Her şeyi kibar bir dille istemesine ölüyorum ve ne zaman "lütfen" dese ona diğer tüm kelimeleri yasaklayıp lügatında yalnızca bu kelimenin olmasını sağlamak istiyorum.

Yanağına yaslıyor iyice elini, parmakları tenine bir piyano tuşuymuş gibi basıp geri çekiliyor. Gözleri üzerimde, beni nü bir tabloymuşum gibi alıcı gözlerle büyülenmişçesine süzüyor.

Kravatını gevşetiyor biraz zaman sonra, ceketi çoktan çıkarılı. Boğazımı bu kumaş parçası değil, sen sıkmalısın mesajını çoktan aldım.
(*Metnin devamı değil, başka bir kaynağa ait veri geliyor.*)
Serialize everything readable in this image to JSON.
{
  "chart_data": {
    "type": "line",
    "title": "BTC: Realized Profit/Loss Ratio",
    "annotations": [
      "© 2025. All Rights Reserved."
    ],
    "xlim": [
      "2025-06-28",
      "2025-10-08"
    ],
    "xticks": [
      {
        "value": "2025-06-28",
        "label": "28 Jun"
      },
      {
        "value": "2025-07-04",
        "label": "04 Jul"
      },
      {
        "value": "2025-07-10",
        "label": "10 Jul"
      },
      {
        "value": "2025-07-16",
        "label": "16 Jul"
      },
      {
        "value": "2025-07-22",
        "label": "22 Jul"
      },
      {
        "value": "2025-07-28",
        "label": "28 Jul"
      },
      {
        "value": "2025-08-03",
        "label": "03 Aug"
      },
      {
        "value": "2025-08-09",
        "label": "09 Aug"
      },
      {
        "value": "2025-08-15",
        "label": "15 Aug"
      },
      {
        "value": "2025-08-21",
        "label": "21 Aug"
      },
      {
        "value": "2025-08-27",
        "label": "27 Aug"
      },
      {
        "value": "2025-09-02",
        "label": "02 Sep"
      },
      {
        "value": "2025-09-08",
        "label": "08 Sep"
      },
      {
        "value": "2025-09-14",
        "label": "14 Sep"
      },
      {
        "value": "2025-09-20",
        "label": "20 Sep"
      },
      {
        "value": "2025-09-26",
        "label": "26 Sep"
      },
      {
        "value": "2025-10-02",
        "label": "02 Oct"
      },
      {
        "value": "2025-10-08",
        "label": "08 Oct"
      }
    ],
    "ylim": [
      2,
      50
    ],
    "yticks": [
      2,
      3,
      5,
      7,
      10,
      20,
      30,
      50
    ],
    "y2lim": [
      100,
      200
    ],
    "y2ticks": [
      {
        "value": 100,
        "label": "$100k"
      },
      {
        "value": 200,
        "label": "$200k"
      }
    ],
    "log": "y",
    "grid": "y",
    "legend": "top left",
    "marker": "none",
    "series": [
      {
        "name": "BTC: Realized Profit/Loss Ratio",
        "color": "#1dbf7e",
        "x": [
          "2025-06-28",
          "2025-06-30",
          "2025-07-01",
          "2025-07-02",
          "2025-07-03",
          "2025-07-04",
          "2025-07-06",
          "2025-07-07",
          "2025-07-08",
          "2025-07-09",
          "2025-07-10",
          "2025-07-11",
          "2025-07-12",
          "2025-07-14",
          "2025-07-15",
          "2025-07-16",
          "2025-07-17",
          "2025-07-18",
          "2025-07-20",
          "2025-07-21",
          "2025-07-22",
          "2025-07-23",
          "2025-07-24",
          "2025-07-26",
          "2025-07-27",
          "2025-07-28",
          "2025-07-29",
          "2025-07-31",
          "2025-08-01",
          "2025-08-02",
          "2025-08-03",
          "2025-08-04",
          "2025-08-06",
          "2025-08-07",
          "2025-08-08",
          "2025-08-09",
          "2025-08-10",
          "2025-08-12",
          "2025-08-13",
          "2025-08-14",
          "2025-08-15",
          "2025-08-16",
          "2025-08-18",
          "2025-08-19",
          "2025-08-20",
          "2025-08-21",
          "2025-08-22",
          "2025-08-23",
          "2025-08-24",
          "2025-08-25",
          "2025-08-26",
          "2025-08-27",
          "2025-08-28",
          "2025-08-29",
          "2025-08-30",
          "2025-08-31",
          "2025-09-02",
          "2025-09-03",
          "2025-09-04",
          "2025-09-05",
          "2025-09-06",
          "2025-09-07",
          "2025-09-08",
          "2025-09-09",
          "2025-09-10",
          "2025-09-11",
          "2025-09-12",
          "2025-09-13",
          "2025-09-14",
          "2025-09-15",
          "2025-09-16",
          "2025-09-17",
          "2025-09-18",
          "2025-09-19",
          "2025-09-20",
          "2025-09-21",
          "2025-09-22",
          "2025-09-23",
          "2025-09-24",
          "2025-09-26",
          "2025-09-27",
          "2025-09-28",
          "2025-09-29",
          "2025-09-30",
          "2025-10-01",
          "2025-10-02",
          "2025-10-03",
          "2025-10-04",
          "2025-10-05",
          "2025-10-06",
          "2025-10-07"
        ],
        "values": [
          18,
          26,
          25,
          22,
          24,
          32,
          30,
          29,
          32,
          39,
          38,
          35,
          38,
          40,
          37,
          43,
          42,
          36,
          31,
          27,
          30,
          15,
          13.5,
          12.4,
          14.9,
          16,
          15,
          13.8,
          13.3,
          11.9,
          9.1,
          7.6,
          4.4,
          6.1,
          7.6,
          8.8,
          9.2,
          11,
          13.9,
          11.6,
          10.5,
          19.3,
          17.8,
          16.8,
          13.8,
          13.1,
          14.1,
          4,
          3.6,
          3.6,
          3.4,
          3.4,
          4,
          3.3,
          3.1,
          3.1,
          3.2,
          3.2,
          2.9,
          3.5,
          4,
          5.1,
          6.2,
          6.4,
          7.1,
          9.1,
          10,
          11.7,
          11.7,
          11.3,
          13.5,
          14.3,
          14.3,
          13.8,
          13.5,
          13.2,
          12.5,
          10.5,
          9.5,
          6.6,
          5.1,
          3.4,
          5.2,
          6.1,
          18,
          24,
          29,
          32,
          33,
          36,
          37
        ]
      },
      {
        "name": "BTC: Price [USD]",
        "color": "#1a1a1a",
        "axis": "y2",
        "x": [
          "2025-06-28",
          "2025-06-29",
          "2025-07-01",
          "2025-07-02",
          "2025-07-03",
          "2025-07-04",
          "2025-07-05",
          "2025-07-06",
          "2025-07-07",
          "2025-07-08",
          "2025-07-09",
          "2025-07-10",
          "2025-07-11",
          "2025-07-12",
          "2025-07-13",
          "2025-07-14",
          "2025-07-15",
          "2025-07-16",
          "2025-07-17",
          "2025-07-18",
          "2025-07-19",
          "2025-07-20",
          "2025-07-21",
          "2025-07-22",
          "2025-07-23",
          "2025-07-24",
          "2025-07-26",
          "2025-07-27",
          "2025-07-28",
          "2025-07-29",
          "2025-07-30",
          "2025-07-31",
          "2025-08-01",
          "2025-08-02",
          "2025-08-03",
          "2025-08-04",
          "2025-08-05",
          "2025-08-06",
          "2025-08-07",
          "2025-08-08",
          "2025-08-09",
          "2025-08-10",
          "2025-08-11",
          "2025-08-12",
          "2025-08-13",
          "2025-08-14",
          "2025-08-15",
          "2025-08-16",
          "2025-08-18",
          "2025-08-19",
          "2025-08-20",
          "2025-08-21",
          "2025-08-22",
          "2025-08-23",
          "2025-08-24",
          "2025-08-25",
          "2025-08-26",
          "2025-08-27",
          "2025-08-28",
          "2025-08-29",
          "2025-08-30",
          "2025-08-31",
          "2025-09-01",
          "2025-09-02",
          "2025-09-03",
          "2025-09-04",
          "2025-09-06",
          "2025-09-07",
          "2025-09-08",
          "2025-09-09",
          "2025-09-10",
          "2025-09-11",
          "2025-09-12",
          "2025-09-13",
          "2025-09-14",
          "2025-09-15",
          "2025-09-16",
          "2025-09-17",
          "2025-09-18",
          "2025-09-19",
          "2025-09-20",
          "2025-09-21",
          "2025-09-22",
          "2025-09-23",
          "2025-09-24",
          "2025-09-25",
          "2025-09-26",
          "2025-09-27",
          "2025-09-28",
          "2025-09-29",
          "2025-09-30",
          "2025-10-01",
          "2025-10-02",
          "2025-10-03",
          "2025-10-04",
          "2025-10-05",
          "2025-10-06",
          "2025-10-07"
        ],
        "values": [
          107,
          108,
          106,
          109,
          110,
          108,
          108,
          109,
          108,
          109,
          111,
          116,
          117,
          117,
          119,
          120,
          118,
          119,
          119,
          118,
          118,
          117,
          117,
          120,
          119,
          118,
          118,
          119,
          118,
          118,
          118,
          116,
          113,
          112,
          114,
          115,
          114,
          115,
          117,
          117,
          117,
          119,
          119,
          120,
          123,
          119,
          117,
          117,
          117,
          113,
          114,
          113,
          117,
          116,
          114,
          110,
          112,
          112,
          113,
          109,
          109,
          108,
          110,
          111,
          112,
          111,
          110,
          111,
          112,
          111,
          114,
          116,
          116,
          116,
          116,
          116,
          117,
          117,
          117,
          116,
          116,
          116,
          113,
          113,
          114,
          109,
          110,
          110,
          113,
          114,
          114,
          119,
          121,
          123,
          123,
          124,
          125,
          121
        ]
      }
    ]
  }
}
Sarmaşık gibi kravat, eline dolanıyor, sandalyesinden kalkıp önüme geliyor ve geçenlerde keçeli kalemimle kafama göre desenler çizdiğim lila Vanslarımın ucuna bırakıyor.

Tek kelime etmiyoruz, onu izlemek bile beni doyurucu bir zevkin kuyusunda ağırlıyor. İri gözleri, parlak küçük dudakları, heybetli vücudu ve uzun bacaklarıyla deli gibi arzuladığım biri. O bacakların benim için sonuna dek açılmasını seviyorum, profesör oldukça esnek. Belini beni daha çok tahrik etmek için bükebildiği kadar bükebilir ve bu asla acıtmaz canını. Yüzünü istediği kadar çarşaflarına bastırabilir, nefessiz kalabilir. Elim durmadan saçlarında olup onu yatağa bastırdığım sürece bundan bir saniye dahi şikayetçi olmaz.

Bunu biliyorum fakat deneyimlediğim için değil, onu tanıdığım için.

Zira güzel bedenini hiçbir zaman çarşaflar üzerinde üryan bir şekilde görmedim. Saçları yumuşak yüzeye hiç dağılmadı, elleri yatak başlığına tutunmadı. O illegal yerlerde yapmayı seviyor, yalnızca benim altımda değil risk altında da kalmayı seviyor.

Ben de seviyorum ama bazen onu evimde de istiyorum.

Arındırıyor beni düşüncelerimden tıpkı gömleğinin üzerindeki süveterinden arındığı gibi.

Onu izliyorum, bir gün soyunuşunu tamamen seyretmeyi dileyerek. Gömleğiyle kalıyor, göğüs uçlarına bakıyorum. Öyle kızgınlar ki çok belirginler, sızlandıklarına eminim. Dünkü konuşmamız geliyor aklıma; beni çileden çıkarttığı, doyumsuzluğunu suratıma suratıma vurduğu o halleri.